First Great Medical Drama ER Turns 20 Today
ER turns 20 today and usually we are still talking about ER because it is the First Great Medical Drama, the Last Great Network Drama (30+ million viewers weekly), or because reruns, you know? But its most sustained success was the cast, exceptional from the beginning and over 15 seasons, including more than 25 principals.
The show was slow/fast, pretty and then bloody, an arterial spray of "realism" in the mass-market American TV machine. The formula was not endlessly repeatable, but even for ER's quicksandening storytelling decisions, it had no less conviction in the pressure of its own dramatics, which made diamonds out of almost everyone.

Conventional wisdom favors the first generation, Clooney and Wyle and La Salle and Marguiles, et al. And rightly: Given the show's wild success through the '90s, the tropes and images of their interpersonal chemistry are hard to escape. (Before The Good Wife's thing with elevators, there was ER's thing with elevators.)
But the truest test for a long-running ensemble drama is to look past those first few years, when the iron-clad contracts begin to weaken and people fall away. How a new group should not just fill in like carbon copies of the old, how they should be from the same family tree but not so badly bred that they fall into an uncanny valley, like our favorites but not.

NYPD Blue did the same thing, at the same time, at almost the same scale, but not as well. Maura Tierney's Abby Lockhart was no Carol Hathaway, though they both started out as nurses, and both had that deep, still-water vibe. (Tierney's strength under the weight of declining story material is an inversion of the grade-A material Marguiles got, but lacking no less in glory.)
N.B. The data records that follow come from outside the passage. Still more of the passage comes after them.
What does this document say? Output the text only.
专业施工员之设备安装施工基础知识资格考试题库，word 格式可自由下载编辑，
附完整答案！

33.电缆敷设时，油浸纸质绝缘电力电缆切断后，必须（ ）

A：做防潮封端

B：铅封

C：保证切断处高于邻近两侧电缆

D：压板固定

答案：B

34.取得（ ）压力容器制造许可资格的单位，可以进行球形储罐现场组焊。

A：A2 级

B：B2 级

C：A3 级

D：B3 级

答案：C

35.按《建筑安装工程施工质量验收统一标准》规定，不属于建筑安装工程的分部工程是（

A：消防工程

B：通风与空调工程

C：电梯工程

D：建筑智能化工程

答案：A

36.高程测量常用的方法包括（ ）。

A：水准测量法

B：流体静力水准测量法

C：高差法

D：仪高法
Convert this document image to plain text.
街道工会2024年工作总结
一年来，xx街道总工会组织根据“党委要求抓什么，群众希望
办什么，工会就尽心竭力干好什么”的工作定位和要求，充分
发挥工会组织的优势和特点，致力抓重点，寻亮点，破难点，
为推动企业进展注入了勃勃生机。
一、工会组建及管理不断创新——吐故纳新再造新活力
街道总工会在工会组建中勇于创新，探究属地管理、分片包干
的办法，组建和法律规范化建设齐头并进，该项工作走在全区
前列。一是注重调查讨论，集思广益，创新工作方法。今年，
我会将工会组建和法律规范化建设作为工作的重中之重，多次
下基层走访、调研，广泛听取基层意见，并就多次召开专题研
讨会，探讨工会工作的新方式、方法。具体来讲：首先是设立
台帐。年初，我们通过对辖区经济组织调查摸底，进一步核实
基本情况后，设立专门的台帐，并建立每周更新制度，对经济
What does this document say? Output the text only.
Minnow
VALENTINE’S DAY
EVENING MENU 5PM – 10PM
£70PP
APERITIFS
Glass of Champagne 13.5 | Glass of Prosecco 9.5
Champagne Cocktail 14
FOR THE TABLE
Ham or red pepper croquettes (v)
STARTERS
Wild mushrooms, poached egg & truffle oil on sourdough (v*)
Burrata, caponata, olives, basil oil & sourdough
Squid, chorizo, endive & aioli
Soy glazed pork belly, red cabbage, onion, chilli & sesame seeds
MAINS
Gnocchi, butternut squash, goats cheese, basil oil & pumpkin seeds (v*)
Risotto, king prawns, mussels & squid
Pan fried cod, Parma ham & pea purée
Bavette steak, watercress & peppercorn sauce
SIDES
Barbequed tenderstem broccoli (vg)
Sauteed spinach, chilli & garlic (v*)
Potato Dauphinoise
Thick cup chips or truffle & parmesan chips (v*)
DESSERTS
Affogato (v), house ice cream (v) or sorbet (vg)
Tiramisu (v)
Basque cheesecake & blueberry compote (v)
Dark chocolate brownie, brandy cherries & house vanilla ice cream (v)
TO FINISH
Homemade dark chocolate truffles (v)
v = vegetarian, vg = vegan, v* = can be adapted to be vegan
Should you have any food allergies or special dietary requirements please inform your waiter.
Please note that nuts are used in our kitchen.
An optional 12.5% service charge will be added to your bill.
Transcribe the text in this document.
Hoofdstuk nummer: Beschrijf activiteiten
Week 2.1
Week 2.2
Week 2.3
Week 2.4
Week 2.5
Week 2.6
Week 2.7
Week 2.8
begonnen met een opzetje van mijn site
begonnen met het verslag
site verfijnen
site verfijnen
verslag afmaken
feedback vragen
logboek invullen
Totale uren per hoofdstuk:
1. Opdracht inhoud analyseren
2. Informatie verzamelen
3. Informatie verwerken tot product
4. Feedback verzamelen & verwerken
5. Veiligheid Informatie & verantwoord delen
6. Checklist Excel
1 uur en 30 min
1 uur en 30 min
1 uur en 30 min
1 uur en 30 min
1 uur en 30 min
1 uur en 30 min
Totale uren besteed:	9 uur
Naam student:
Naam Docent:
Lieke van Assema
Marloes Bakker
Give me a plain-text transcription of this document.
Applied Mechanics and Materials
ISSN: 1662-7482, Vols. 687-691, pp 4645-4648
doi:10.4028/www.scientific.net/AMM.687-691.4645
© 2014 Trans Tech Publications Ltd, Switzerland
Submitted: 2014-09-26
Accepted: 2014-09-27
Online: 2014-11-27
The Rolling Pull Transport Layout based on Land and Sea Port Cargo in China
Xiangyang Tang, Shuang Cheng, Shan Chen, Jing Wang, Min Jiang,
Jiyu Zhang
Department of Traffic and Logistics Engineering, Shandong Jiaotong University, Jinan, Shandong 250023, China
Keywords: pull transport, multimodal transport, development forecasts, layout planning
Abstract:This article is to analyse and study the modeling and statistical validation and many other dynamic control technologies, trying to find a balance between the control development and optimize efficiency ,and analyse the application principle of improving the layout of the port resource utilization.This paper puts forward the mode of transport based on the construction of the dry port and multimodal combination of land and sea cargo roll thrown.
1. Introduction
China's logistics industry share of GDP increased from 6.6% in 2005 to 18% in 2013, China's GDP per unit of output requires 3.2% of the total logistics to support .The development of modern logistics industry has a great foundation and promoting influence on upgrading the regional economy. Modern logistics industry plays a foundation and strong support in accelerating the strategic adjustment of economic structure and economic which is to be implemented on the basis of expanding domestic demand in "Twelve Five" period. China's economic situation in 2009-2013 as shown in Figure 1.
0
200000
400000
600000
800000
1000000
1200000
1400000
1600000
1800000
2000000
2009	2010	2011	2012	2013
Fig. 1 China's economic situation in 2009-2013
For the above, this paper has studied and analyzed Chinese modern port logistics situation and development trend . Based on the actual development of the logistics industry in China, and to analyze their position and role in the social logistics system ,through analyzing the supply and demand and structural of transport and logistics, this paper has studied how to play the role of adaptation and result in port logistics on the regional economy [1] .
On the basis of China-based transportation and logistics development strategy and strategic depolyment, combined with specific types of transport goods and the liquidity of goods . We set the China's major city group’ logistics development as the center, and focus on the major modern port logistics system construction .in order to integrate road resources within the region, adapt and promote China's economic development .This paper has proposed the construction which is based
ER's first generation was replaced by Tierney, Phifer, and Cardellini. That bred inspiration, or however else you make out the decision to bring on Shane West for a few years, almost immediately after he appeared in A Walk to Remember. Alex Kingston, in the middle years, occasionally hitting a major chord when you didn't even know she had her instrument. Maria Bello! For just one season, which in hindsight seems insane and just right. Angela Bassett, at the very end, long before it was cool. And Yvette Freeman, always.
(Guest stars are an entirely other post, but of course there is Bradley Whitford, Djimon Hounsou, Dakota Fanning, Cynthia Nixon [a cottage industry in these kinds of things], Stanley Tucci and on and on.)
It's an endless discussion, which is part of its joy. Some of my favorite castmember moments: When George Clooney, vying for America's heart, saved a boy from a storm drain; or that episode after Kellie Martin gets stabbed to death, a cornucopia of grief. (Years later, at the time, did people talk about George O'Malley getting "Kellie Martin'd" or "Omar Epps'd"? I can't remember.) Most important: The only thing I want out of life is for someone to look at me the way that John Carter looked at Peter Benton.